As she speaks, her salespeople are with buyers, on another floor of the New York house, showcasing the Cutler & Gross sunglass collaboration and the denim line. The house, by the way, was used as Carrie Bradshaw’s dream penthouse in the Sex and the City film, and Beckham briefly fantasises about buying it — perhaps, one day, to be a New York flagship for her brand. “This feels like the first season where this could be the house of Victoria Beckham, if you like. The first time I went into a Tom Ford store, years ago, I was so impressed. I loved the feeling of it being Tom Ford’s house.”
Even facing the fashion critics close-up, Beckham is confident enough to team her simple-but-sexy new-season dress with unextended hair and straight-up make-up. “Things have changed,” she says, before unveiling dark news for St Tropez, “I’ve downgraded the fake tan and the big hair. I just wanted a more natural look — a much more natural look. And I’m not going back, either.”
Two fashion weeks later, at Roland Mouret’s RM show in Paris, I met the man who has backed both Beckham and Mouret: Simon Fuller. This new-generation fashion mogul (he now owns Storm model agency, the Fashionair website, as well as holding interests in both labels) said: “I have the utmost respect for the individuals. With Roland and Victoria I will not second guess them.” Later he added: “I believe in Victoria, because it is her passion.”
And you can tell. Because why else would Victoria Beckham feel the need to talk us through each dress, or point out again and again that she’s only new to the fashion game, or put up with a bunch of facile questions from a bunch of fashion journalists? It’s not as if she could do with the cash.
Apropos facile questions, when that guy came up with his “do you worry your sons’ friends will think you’re a hot mom” question, Beckham’s response was impeccable. She said: “As long as it’s not their girlfriends wanting to get their hands on my handbags, I don’t really care!” Then she added: “I wouldn’t really say that I’m a sexy mum. I’d say I’m a full-on mum. It’s a balancing act, as any working mum out there knows.”

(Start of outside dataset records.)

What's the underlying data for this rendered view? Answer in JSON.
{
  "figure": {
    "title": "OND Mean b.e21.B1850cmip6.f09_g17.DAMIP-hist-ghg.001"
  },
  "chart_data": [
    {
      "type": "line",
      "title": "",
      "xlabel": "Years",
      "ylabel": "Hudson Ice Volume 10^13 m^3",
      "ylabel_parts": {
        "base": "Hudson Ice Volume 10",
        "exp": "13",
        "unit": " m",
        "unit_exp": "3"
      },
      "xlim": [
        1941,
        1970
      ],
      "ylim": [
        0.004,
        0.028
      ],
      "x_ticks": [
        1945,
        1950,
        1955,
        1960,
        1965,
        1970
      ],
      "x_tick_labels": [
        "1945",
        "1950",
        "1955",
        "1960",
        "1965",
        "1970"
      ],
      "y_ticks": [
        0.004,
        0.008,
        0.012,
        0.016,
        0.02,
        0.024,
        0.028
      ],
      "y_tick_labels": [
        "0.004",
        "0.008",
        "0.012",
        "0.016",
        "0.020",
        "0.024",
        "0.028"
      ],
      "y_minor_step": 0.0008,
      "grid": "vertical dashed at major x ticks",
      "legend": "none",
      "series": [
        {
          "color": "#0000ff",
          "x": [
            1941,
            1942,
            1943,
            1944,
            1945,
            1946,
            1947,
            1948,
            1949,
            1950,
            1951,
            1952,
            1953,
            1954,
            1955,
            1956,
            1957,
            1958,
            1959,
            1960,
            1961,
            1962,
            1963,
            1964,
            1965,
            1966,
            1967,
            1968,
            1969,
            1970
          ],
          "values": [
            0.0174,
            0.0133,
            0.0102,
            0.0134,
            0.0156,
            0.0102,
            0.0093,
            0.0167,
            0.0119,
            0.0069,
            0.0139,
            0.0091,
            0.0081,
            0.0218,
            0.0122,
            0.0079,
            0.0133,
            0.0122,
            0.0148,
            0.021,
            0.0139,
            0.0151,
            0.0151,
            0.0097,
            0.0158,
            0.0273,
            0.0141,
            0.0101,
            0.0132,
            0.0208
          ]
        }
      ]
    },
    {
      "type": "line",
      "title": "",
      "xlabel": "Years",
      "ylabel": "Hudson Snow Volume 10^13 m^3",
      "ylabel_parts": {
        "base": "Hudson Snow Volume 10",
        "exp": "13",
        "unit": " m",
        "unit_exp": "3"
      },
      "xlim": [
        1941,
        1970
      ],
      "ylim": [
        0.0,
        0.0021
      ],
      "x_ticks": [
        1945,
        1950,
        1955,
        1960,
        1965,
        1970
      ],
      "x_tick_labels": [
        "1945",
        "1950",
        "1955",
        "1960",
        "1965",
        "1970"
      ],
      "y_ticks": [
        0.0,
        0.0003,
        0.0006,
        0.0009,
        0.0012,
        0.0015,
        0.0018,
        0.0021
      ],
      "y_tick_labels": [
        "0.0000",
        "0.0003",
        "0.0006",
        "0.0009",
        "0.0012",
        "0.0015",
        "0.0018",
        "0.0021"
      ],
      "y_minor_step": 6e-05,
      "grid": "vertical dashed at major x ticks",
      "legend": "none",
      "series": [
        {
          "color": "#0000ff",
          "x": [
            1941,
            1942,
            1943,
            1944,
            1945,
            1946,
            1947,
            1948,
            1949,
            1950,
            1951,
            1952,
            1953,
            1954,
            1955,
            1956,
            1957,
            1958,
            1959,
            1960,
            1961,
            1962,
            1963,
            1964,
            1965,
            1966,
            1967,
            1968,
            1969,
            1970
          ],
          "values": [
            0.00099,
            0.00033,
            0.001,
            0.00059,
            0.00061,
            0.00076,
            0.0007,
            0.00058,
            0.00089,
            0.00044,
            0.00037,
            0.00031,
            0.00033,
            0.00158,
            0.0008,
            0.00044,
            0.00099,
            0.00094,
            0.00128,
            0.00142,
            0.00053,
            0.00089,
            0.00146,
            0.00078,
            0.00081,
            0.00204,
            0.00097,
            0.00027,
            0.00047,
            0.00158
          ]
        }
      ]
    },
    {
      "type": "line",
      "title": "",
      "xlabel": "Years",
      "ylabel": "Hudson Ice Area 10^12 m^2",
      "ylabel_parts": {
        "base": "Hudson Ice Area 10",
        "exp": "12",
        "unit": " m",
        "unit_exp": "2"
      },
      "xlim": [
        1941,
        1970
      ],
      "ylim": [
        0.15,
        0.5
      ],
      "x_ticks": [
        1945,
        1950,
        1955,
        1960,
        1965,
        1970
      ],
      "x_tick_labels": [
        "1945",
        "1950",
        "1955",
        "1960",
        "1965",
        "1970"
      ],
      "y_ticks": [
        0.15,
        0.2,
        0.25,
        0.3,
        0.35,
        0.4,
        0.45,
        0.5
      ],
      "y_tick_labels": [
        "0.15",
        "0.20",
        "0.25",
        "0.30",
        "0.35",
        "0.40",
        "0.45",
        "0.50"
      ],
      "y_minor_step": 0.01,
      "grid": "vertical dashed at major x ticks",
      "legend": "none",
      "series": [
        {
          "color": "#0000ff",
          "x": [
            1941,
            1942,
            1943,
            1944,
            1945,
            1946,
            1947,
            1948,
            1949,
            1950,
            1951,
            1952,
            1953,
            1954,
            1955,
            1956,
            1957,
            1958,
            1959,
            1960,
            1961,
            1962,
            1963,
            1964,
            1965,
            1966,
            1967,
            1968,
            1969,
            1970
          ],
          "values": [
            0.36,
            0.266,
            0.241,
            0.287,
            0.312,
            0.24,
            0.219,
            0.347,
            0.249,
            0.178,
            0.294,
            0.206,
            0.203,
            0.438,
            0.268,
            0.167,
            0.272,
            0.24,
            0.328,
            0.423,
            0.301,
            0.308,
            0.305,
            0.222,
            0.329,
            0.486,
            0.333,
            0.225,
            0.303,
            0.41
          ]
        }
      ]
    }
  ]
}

As we tootle off to the next show, Victoria Beckham waves her now-unsweaty palms around her showroom and says: “This is very much me. I feel more confident in myself because I feel fulfilled, creatively and professionally. I’ve still got a long way to go, but I feel very happy. I’m in a good place in my life. And I don’t feel I have to prove myself as much as I used to have to.”